Kayla era ancora immersa nel dolore per la recente perdita della nonna e desiderava solo tornare a casa dopo il funerale, inconsapevole del terribile episodio che l’avrebbe attesa durante il volo. Confusa con un’altra persona, si è trovata costretta a contare sul suo sangue freddo e sull’intelligenza per affrontare una situazione tanto assurda quanto spaventosa.
Ero esausta, dopo giorni di lacrime e dolore. Tutto ciò che desideravo era tornare a casa e sdraiarmi nel mio letto. Incinta di sei mesi ed emotivamente svuotata dai funerali di mia nonna, sentivo un bisogno disperato di pace e tranquillità. L’addio era stato straziante: salutare una donna che era stata il mio punto di riferimento per tutta la vita mi aveva lasciato un vuoto enorme.
«Sei sicura di voler partire oggi?» mi chiese mia madre mentre chiudevo la valigia. «Potresti fermarti qualche giorno per riprenderti.»
Le sorrisi debolmente. «Lo so, mamma, ma devo tornare al lavoro e rivedere Colin. Sai che mio marito senza di me si perde completamente.»
«Forse hai ragione,» disse cercando di rincuorarmi. «Rientrare alla tua routine potrebbe aiutarti. Tuo padre ed io resteremo comunque qualche giorno in più per sistemare la casa della nonna e occuparci delle ultime cose.»
Le sue parole mi confortarono un po’, ma dentro di me sapevo che il viaggio non sarebbe stato sereno.
Navigando tra le lunghe file di controllo all’aeroporto, mi sentivo già a disagio. Odio volare, ma l’idea di guidare per dodici ore con la mia vescica che mi dava battaglia era impensabile. Finalmente, salii sull’aereo, sperando che il volo fosse tranquillo.
«Le prendo il bagaglio, signora,» disse un’assistente di volo prendendomi la borsa. «Grazie,» risposi mentre mi accomodavo. Ero esausta, fisicamente e mentalmente.
Mi accasciai sulla poltrona, cercando di rilassarmi, ma avvertii uno sguardo insistente. Voltandomi, notai un uomo qualche fila dietro che mi fissava. Il suo sguardo era inquietante, ma cercai di ignorarlo pensando fosse qualcuno che giudicava una donna incinta in viaggio.

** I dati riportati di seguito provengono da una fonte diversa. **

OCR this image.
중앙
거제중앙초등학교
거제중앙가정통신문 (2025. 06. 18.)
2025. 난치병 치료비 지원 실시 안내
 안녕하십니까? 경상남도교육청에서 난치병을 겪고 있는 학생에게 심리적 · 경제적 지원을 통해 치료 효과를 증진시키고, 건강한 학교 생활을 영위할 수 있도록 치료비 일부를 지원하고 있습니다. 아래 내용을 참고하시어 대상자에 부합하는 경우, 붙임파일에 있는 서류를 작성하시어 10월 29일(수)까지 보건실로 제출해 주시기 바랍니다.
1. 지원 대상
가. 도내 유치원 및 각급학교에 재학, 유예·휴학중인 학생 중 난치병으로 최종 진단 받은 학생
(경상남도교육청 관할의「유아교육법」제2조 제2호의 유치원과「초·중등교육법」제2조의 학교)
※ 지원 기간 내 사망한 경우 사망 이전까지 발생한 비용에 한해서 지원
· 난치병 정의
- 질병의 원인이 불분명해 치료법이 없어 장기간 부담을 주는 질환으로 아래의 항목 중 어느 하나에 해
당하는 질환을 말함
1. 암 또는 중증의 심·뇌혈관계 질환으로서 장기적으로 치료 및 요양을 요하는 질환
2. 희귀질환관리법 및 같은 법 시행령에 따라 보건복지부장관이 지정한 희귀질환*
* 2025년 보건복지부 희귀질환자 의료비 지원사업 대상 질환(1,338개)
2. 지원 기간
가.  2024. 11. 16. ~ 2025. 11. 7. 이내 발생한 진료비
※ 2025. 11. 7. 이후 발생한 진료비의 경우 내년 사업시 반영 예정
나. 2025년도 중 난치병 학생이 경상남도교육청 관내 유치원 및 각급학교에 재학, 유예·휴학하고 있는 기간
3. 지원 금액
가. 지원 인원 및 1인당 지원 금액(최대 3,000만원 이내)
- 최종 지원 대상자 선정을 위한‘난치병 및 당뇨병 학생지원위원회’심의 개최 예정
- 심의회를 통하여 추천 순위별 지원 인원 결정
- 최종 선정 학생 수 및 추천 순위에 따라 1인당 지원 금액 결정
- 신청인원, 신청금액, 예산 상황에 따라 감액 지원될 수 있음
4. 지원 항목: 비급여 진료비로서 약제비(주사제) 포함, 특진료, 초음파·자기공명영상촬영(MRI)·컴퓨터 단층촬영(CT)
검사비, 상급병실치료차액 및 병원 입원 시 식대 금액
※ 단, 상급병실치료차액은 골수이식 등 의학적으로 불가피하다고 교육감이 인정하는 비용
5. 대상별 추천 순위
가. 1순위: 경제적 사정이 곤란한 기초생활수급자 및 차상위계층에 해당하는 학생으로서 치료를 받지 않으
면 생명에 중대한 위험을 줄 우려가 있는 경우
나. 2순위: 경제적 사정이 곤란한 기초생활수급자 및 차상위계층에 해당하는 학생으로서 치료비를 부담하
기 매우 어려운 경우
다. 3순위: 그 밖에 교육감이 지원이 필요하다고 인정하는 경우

Quando l’aereo iniziò a decollare, chiusi gli occhi, sperando di riposare. Ma pochi minuti dopo, l’assistente di volo si avvicinò con un’espressione severa. «Mi segua, per favore,» disse.
A malincuore mi alzai e la seguii verso la zona delle toilette. Una volta lì, il suo tono cambiò. «Si inginocchi immediatamente!» ordinò.
«Cosa? Perché? Cosa sta succedendo?» chiesi, completamente sconvolta. Un uomo, lo stesso che mi aveva fissato, si avvicinò. «Dove hai nascosto la collana d’oro che hai rubato?» chiese in tono minaccioso.
«Di cosa sta parlando? Io non ho rubato niente!» protestai. Tirò fuori delle foto che mostravano una donna che sembrava vagamente me. «Questa sei tu,» disse, «ti abbiamo seguita fino a qui.»
Guardai le foto. «Non sono io!» dissi mostrando i polsi. «La donna nelle foto ha una cicatrice qui, guardi bene, io non ho niente del genere! E sono incinta!» aggiunsi, temendo per la sicurezza del mio bambino.
L’uomo sembrava dubbioso, ma una serie di eventi improvvisi cambiò tutto. L’assistente di volo tirò fuori un’arma, ordinandoci di mettere le mani dietro la schiena. Con un gesto improvviso, riuscii a colpirla, facendole cadere l’arma. L’uomo, che si rivelò essere un detective, la bloccò, trovando infine la collana nascosta addosso a lei.
L’aereo atterrò con la polizia che attendeva la donna. Io, finalmente libera, tornai a casa da Colin, trovando conforto tra le sue braccia. Nonostante il trauma, la pace del mio ritorno mi fece capire quanto fossi grata di essere finalmente al sicuro.